When rebels seized control of Benghazi in late February, the city's revolutionary committee invited the family to a stage in the city's main square to honor its sacrifices, which were remarkable even to other Libyans who'd lost sons and brothers. A new rebel newspaper devoted half a page to the family, describing in detail each brother's story. Hami, especially, the paper said, "was well known for his strong resistance to the dictator's gangs."
"We're finally free, but at what cost?" Suleiman asked, stopping herself as her voice cracked and tears welled. "No, no, no. We have to accept what God decides."
The rebellion came a few years too late for four of Suleiman's sons — Enas, Abdel Latif, Ahmed and Akram. In 2005, she said, they saw no escape from the never-ending cycle of persecution, prison and killing in Libya, so the four brothers joined the pipeline of foreign fighters that ran through Egypt and Syria into Iraq, where Sunni Muslim extremists formed an insurgency that killed thousands of U.S. soldiers and even more Iraqis, both military and civilian.
"Like any mother, of course I didn't want them to go, but they had their convictions and there was nothing I could do to stop them," Suleiman said.
"Besides, we all know the sad story of Abu Ghraib," she said, referring to the Iraqi prison where U.S. troops abused prisoners, "and they felt they couldn't sit here while fellow Muslims in Iraq were suffering. But I think it was a substitute for the jihad they really wanted, here in Libya."
Abdel Latif was killed in 2005, followed by Enas in 2007. The family believes they died around Fallujah in Iraq's notorious Anbar province, though Suleiman said she received no details and no bodies. She knows of their deaths through two quick phone calls from her sons' comrades in Iraq, who told the family to rejoice because the brothers had been "martyred" in battle.
The other two sons in Iraq — Ahmed and Akram — were transferred from U.S. to Iraqi custody, relatives said, and have languished in a southern Iraqi prison for so long that they now speak Iraqi-accented Arabic in their rare phone calls to Benghazi.
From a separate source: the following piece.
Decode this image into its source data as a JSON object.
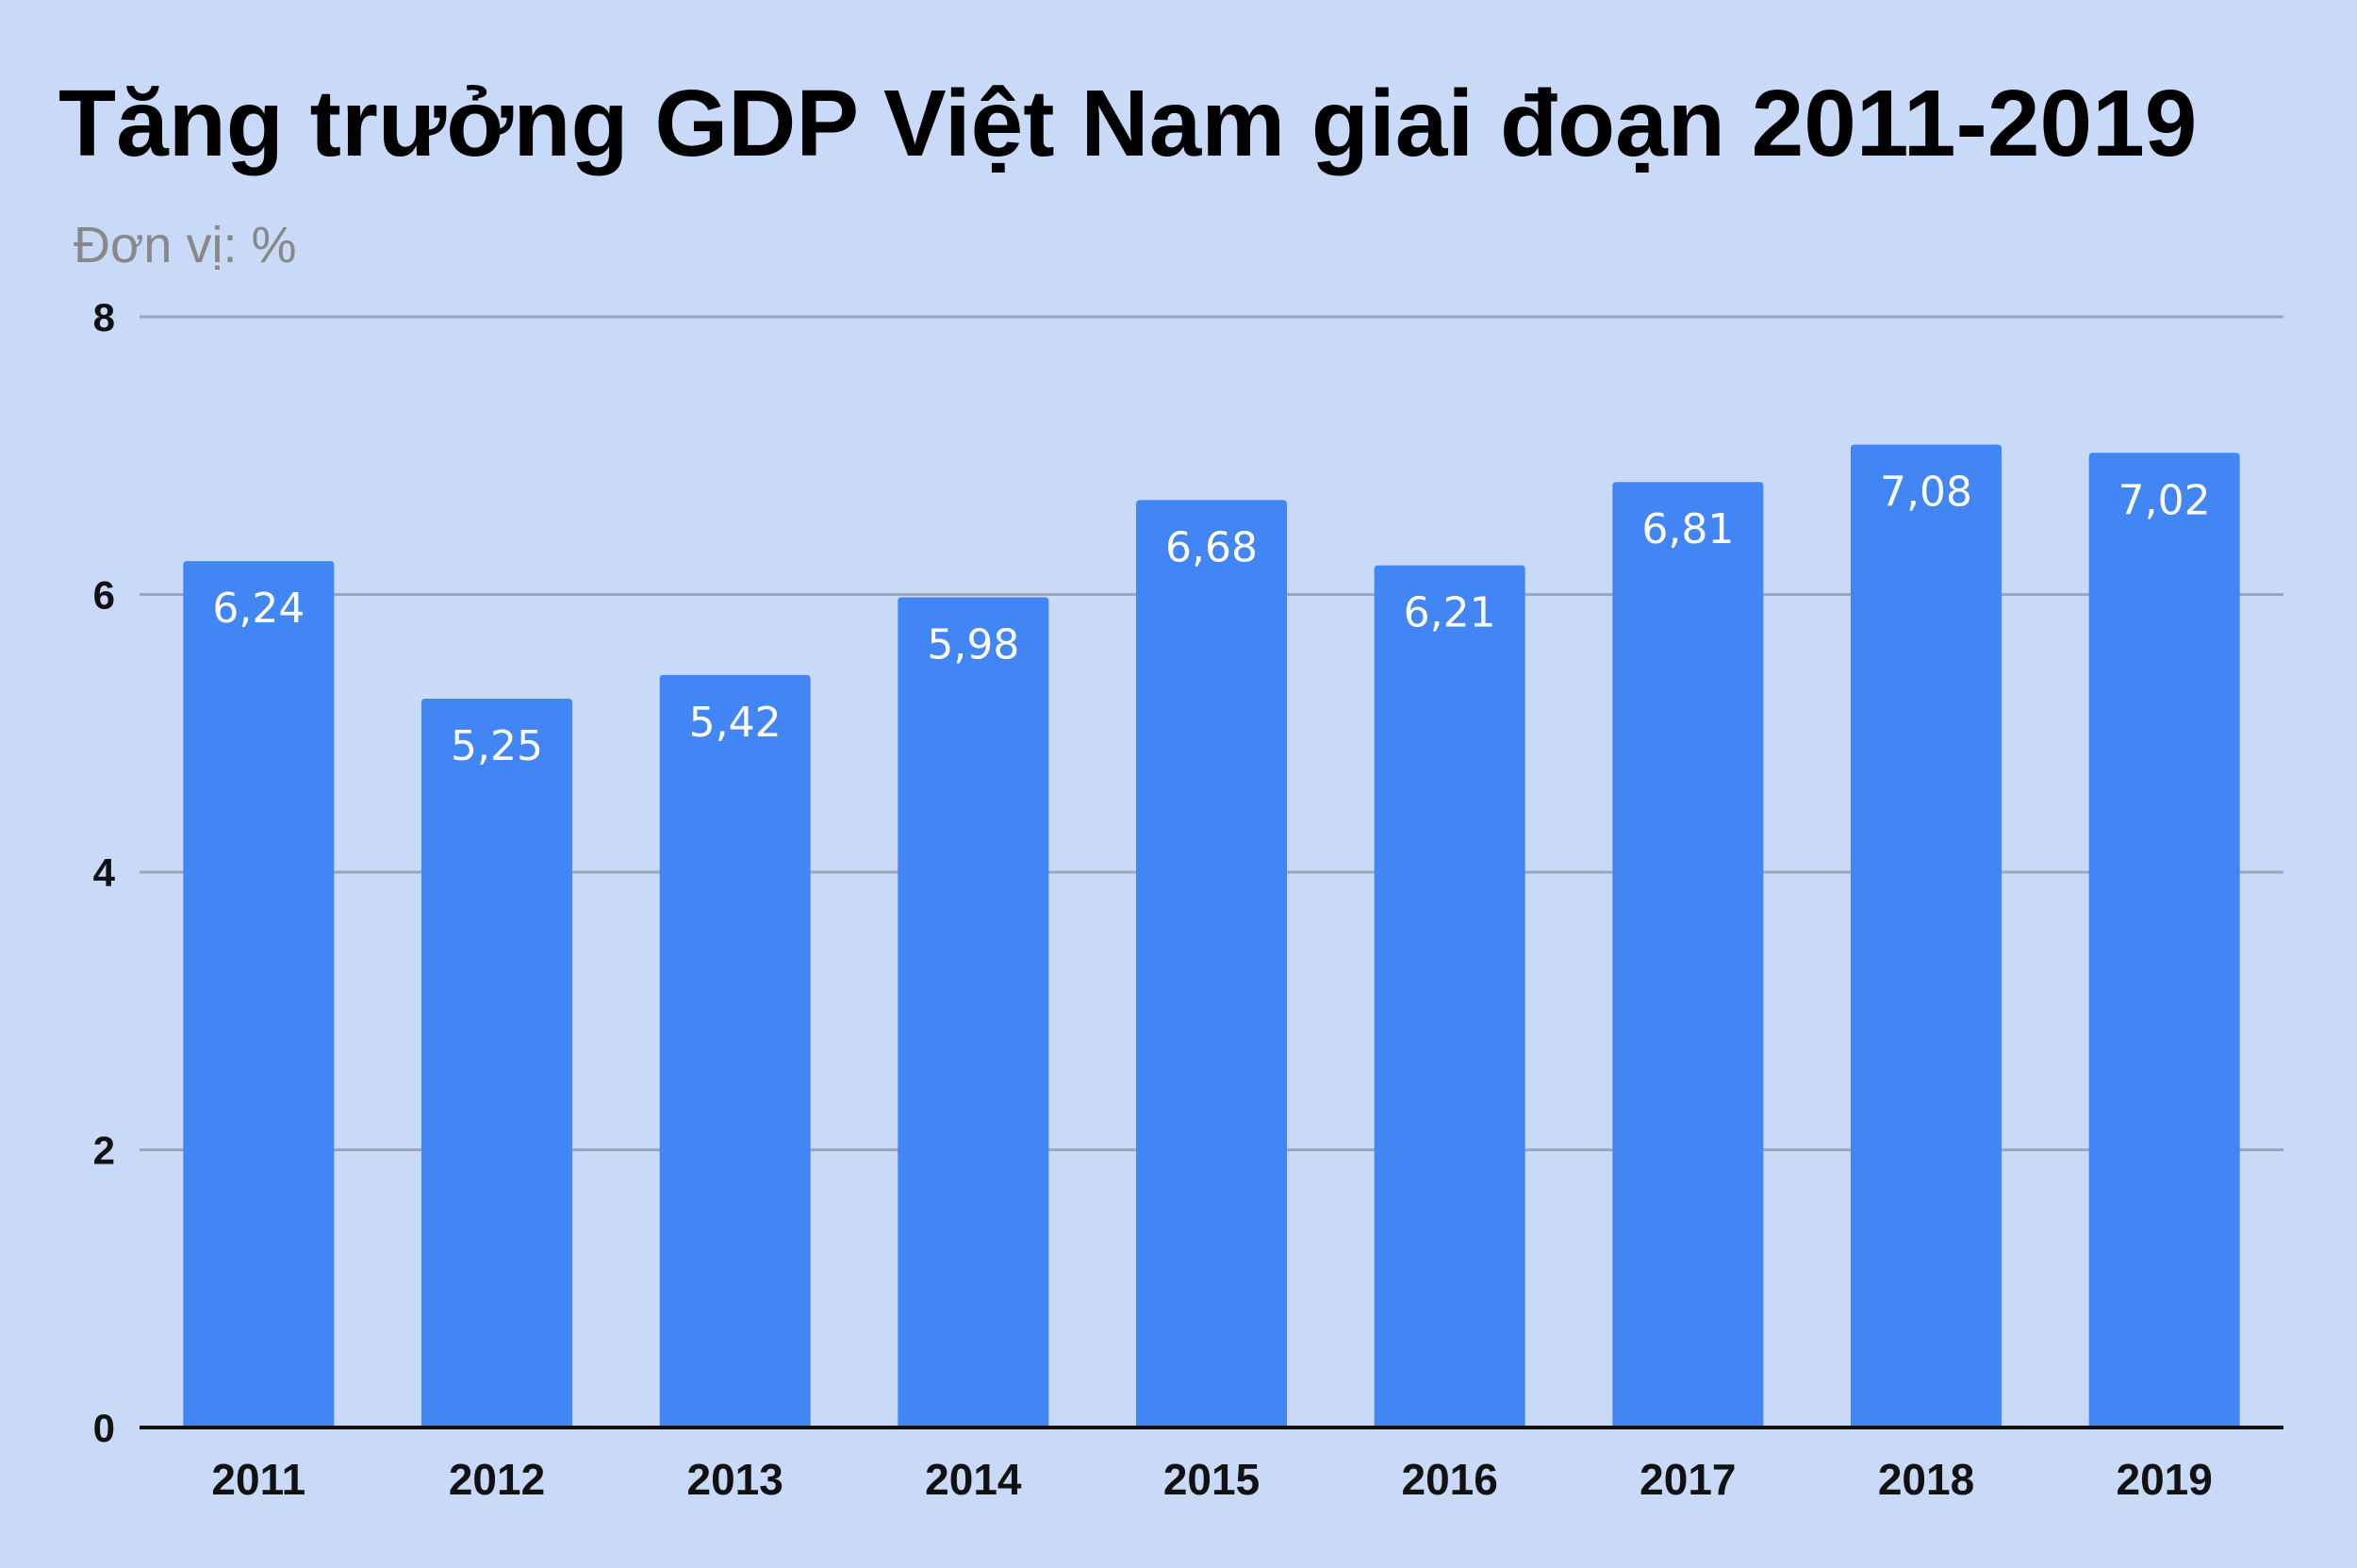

Suleiman and other relatives said the men apparently have been cleared for release but had insisted they not be repatriated to Libya under Gadhafi, whose regime was sure to keep them behind bars.
Now, Suleiman said, the family is reaching out to international aid agencies with conduits to the Iraqi government in hopes of freeing Ahmed and Akram. She said she trusts that the U.S.-backed National Transitional Council, Libya's interim ruling authority, would accept their release and ensure they're treated fairly in the repatriation process.
Suleiman and other family members said they see no contradiction in their pride over the brothers' fight against the U.S. military in Iraq and their gratitude toward American and other NATO forces for intervening when Gadhafi was poised to crush Benghazi's revolutionaries.
"My sons fought oppression and persecution, whether here or there. That's the meaning of jihad," Suleiman said. "This is not an occupation like Iraq. We knew NATO was here to help us, in accordance with an international agreement. In this case, the Americans stood behind us, and we must appreciate that and thank them."